In passing these provisions, the legislature relied upon what it called "empirical
data" that indicated that 66% of sexual assault victims would be more likely to
report an incident with laws in place that would ban or restrict access to, and
publication of, their identities. The legislature recognized that "fear of public
identification and invasion of privacy are fundamental concerns for victims of sexual
crimes." What the legislature did not address is whether the fear of identification
by the media is reasonable.
Other empirical data, not cited by the legislature, indicate that sexual assault
victims have little chance of being identified by the media and that fears of
identification may be somewhat unfounded in most cases. A recent nationwide survey of
larger U.S. newspapers indicated that close to 99% of them will not print the names of
rape victims even though the overwhelming majority of states do not have statutory
prohibitions against it. An earlier study yielded similar results, and both indicated that
editors are sensitive to the privacy concerns of all crime victims.

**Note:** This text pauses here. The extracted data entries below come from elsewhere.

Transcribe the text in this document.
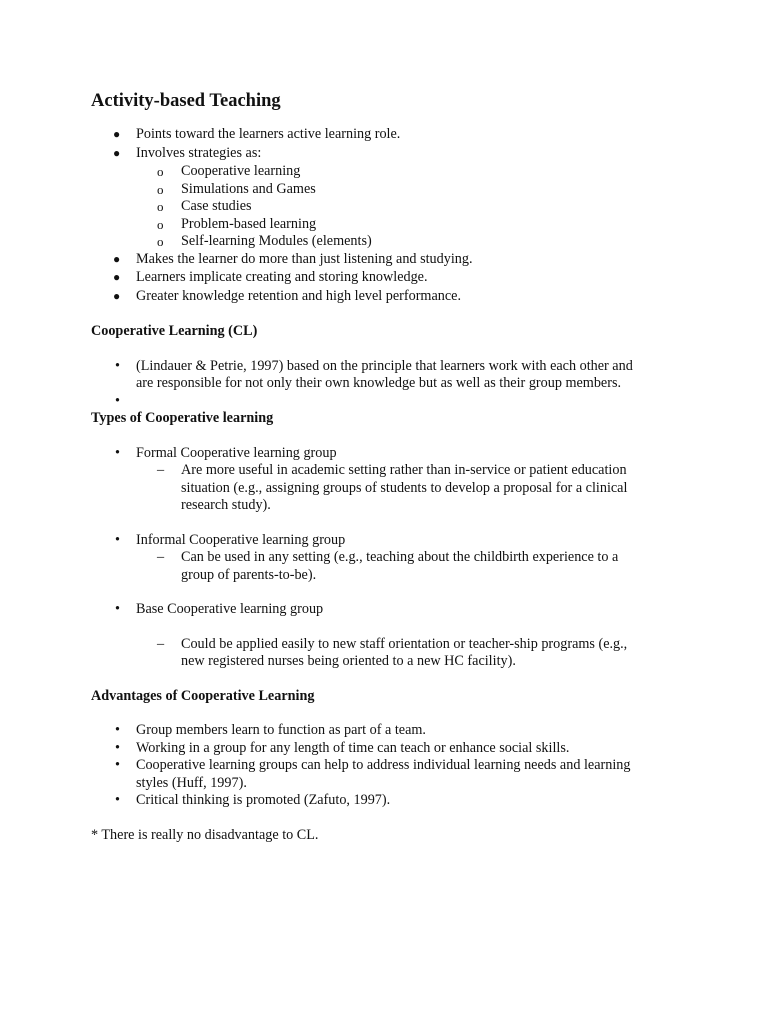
Activity-based Teaching
● Points toward the learners active learning role.
● Involves strategies as:
o Cooperative learning
o Simulations and Games
o Case studies
o Problem-based learning
o Self-learning Modules (elements)
● Makes the learner do more than just listening and studying.
● Learners implicate creating and storing knowledge.
● Greater knowledge retention and high level performance.
Cooperative Learning (CL)
• (Lindauer & Petrie, 1997) based on the principle that learners work with each other and
are responsible for not only their own knowledge but as well as their group members.
•

Types of Cooperative learning
• Formal Cooperative learning group
– Are more useful in academic setting rather than in-service or patient education
situation (e.g., assigning groups of students to develop a proposal for a clinical
research study).
• Informal Cooperative learning group
– Can be used in any setting (e.g., teaching about the childbirth experience to a
group of parents-to-be).
• Base Cooperative learning group
– Could be applied easily to new staff orientation or teacher-ship programs (e.g.,
new registered nurses being oriented to a new HC facility).
Advantages of Cooperative Learning
• Group members learn to function as part of a team.
• Working in a group for any length of time can teach or enhance social skills.
• Cooperative learning groups can help to address individual learning needs and learning
styles (Huff, 1997).
• Critical thinking is promoted (Zafuto, 1997).
* There is really no disadvantage to CL.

In enacting the Crime Victim Protection Act, the Florida legislature did not cite
objective evidence of ongoing systemic abuse of the editorial process when it comes to
news accounts of sex crimes. The fact that these statutes are now on the books implies to
the public that they are in fact necessary to prevent most sex crime victims from being
identified in the media. This may be a faulty assumption based on a few isolated instances
such as the highly publicized William Kennedy Smith rape case. Ironically, in that case,
the criminal action filed against a Florida newspaper for identifying the alleged victim
remained in litigation over two years after Smith was acquitted of the charges.

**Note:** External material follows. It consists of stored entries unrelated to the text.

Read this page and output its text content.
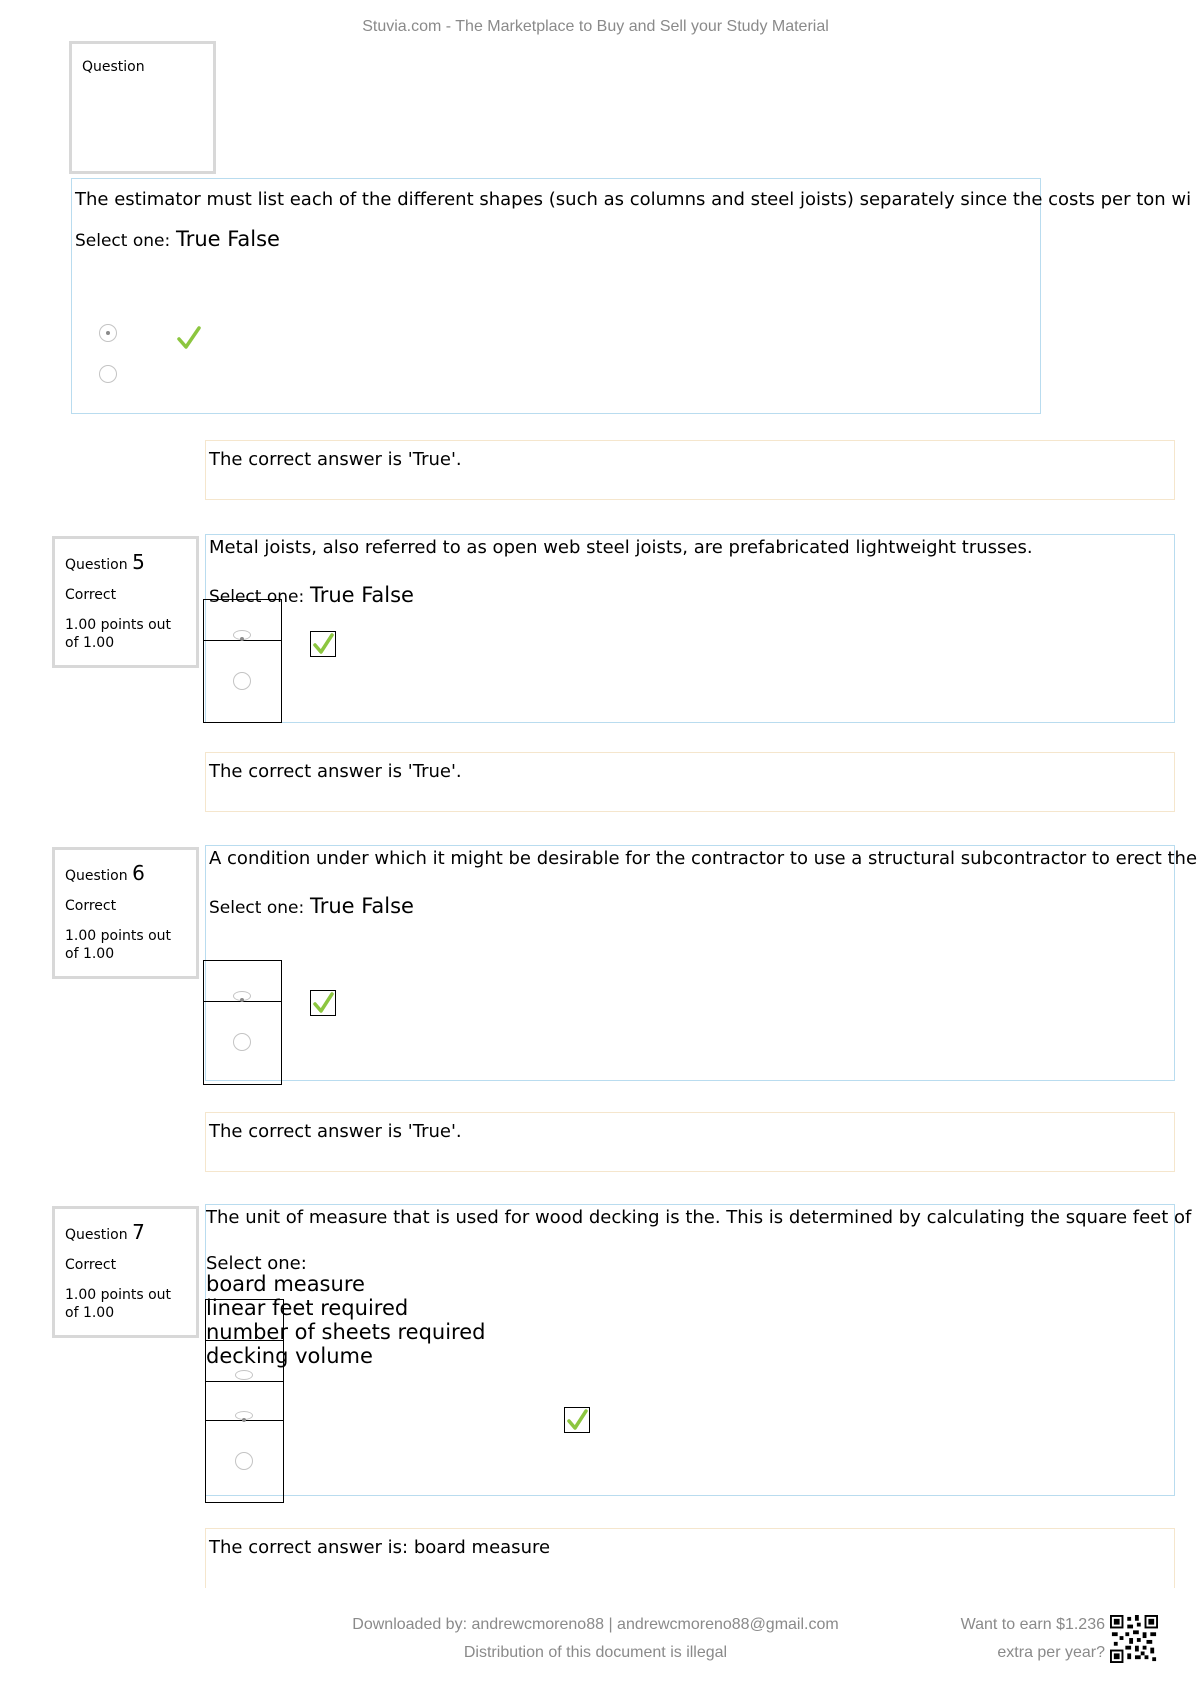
Stuvia.com - The Marketplace to Buy and Sell your Study Material
Question
The estimator must list each of the different shapes (such as columns and steel joists) separately since the costs per ton wi
Select one: True False
The correct answer is 'True'.
Question 5
Correct
1.00 points out
of 1.00
Metal joists, also referred to as open web steel joists, are prefabricated lightweight trusses.
Select one: True False
The correct answer is 'True'.
Question 6
Correct
1.00 points out
of 1.00
A condition under which it might be desirable for the contractor to use a structural subcontractor to erect the
Select one: True False
The correct answer is 'True'.
Question 7
Correct
1.00 points out
of 1.00
The unit of measure that is used for wood decking is the. This is determined by calculating the square feet of
Select one:
board measure
linear feet required
number of sheets required
decking volume
The correct answer is: board measure
Downloaded by: andrewcmoreno88 | andrewcmoreno88@gmail.com
Distribution of this document is illegal
Want to earn $1.236
extra per year?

Certainly, the privacy interests of the victims of all crimes, including those that
involve sexual assaults, merit substantial consideration in the editorial process. The
purpose here is not to advocate the publication of all truthful information about every
crime. However, legislative parenting over how the editorial process deals with
information about the criminal justice system feeds the public perception that the
editorial process has failed on a systemic level, a perception that may not be justified.
R. Michael Hoefges is a doctoral student in media law at the University of Florida
College of Journalism and Communications and the editor of The Brechner Report. He spent
eight years in private law practice in Jacksonville.